In his Op-ed column in The New York Times, Jimmy Carter, 39th President of the United States, sent an urgent request to Barack Obama, the 44th President:
"The simple but vital step this administration must take before its term expires on Jan. 20, is to grant American diplomatic recognition to the state of Palestine, as 137 countries have already done, and help it achieve full United Nations membership."
That column appeared on the morning of November 29, seven weeks and three days before President Obama leaves office.
President-elect Donald Trump's attitude toward the Palestinian issue is unclear, though an Israeli right-wing minister believes Trump's election has ended Palestinian hopes for a separate state.
"Israeli Education Minister Naftali Bennett said Wednesday that the possibility of a Palestinian state being established had ended after the election of Donald Trump as U.S. president, calling for an end to the issue that has been at the center of Israeli-Palestinian negotiations for years.
"'Trump's victory is an opportunity for Israel to immediately retract the notion of a Palestinian state in the center of the country, which would hurt our security and just cause,' said Bennett, leader of the far-right Jewish Home party."
Jimmy Carter has no way of knowing if what Bennett says may or may not reflect Trump's future plans. Who does?
In any event, as Slim Pickens (in Dr. Strangelove) said about himself, this is not Carter's "first rodeo."
In his Times piece, Carter recalls that in 1978, midway through his administration, he invited Israel's prime minister, Menachem Begin, and Egypt's president, Anwar Sadat, to meet him at Camp David.

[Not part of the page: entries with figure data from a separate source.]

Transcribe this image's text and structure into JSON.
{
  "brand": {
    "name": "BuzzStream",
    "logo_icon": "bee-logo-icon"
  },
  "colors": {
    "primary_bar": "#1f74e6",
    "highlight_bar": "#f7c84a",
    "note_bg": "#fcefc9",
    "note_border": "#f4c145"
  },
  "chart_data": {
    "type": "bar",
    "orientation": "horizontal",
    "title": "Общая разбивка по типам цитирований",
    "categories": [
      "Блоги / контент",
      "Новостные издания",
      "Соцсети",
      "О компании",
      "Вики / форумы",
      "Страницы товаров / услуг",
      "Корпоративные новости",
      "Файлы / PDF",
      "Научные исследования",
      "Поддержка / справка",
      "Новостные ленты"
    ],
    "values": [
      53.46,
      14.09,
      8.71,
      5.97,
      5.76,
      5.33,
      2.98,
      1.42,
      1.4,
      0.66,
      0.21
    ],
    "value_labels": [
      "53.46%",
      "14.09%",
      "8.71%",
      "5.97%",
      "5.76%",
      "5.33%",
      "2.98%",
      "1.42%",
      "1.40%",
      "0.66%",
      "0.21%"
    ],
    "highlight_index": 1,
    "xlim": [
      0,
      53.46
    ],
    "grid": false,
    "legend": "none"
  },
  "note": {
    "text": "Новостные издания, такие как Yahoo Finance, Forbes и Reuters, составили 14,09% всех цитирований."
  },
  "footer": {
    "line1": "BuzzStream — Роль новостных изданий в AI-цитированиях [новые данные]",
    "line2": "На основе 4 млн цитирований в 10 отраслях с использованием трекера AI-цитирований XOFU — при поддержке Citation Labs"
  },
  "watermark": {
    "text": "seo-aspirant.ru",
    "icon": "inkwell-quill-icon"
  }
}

He wanted them to reach an agreement that would resolve the conflict between Israel and Egypt and address Israel's occupation of Palestine.
Carter had initially planned on a three-day meeting, but starting on September 5, he doggedly spent 13 days with the two leaders until the three leaders could agree on what became known as the Camp David Accords: First, "A Framework for Peace in the Middle East," which dealt with the West Bank and Gaza, and second, "A Framework for the Conclusion of a Peace Treaty between Egypt and Israel."
The first accord was never fully implemented -- as the last 37 years have continually made clear -- but the second, signed on March 26, 1979, laid the basis for the first peace treaty between Israel and one of its Arab neighbors.
Israel's ongoing refusal to implement the first accord, which was designed to end Israel's occupation of the Palestinian West Bank and Gaza, brings us to this moment in the final weeks of Obama's presidency.
Jimmy Carter strongly believes President Obama needs to act to give Palestinians the security Carter has sought for them since he was President.